If I tell her I have a bad stomach, she’ll call me five times a day. So I can’t tell her anything. I hate being sick, because the three days I’m in bed with a viral or whatever, she’s really stressed out. My relationship with my mother is exceptional. We’re very close. My love for her is very emotional.

She doesn’t like to get out of the house much, so I feel very bad that she’s not able to enjoy the happiness that my life can provide for her in terms of, say, travel. She travels rarely, her health issues restrict that.

She travels with her friends when we’re on film shoots, and stays with us, and becomes part of the crew.

But there’s a lot of guilt from my end, and I feel that guilt makes it worse; it distances me even more and I feel very sad about it because I feel like I should be there for her much more. She still misses my dad a lot. I don’t think there’s any reduction in that feeling.

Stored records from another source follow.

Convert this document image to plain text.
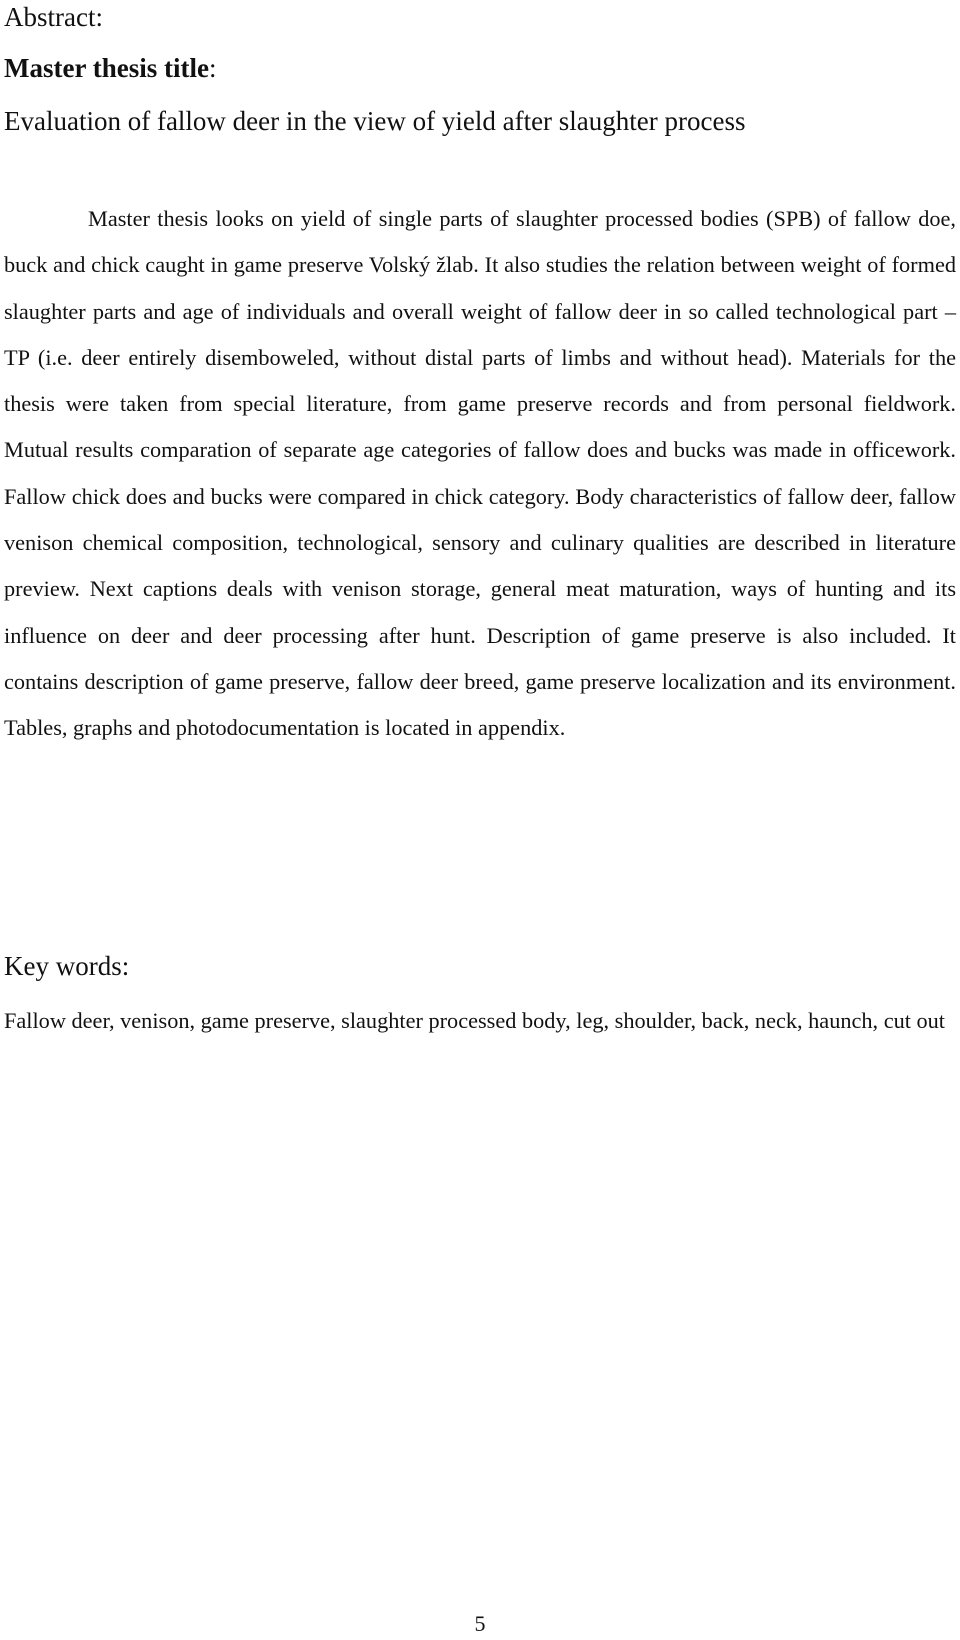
Abstract:

Master thesis title:

Evaluation of fallow deer in the view of yield after slaughter process

Master thesis looks on yield of single parts of slaughter processed bodies (SPB) of fallow doe, buck and chick caught in game preserve Volský žlab. It also studies the relation between weight of formed slaughter parts and age of individuals and overall weight of fallow deer in so called technological part – TP (i.e. deer entirely disemboweled, without distal parts of limbs and without head). Materials for the thesis were taken from special literature, from game preserve records and from personal fieldwork. Mutual results comparation of separate age categories of fallow does and bucks was made in officework. Fallow chick does and bucks were compared in chick category. Body characteristics of fallow deer, fallow venison chemical composition, technological, sensory and culinary qualities are described in literature preview. Next captions deals with venison storage, general meat maturation, ways of hunting and its influence on deer and deer processing after hunt. Description of game preserve is also included. It contains description of game preserve, fallow deer breed, game preserve localization and its environment. Tables, graphs and photodocumentation is located in appendix.

Key words:

Fallow deer, venison, game preserve, slaughter processed body, leg, shoulder, back, neck, haunch, cut out

5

Over time, you become habituated to living without your partner, but they had such a good, strong marriage, and they were so close to each other, such good friends and such soulmates and companions.

They both laughed at the same jokes, and watched the same shows on television. He would talk to her in a certain way which even now she recounts. She talks to his photograph almost every other day.

She has a big photograph of his in her room and she talks to him. She complains about me, I think! But she also tells him how proud she is. I’ve walked in many times when she’s in mid-conversation with him.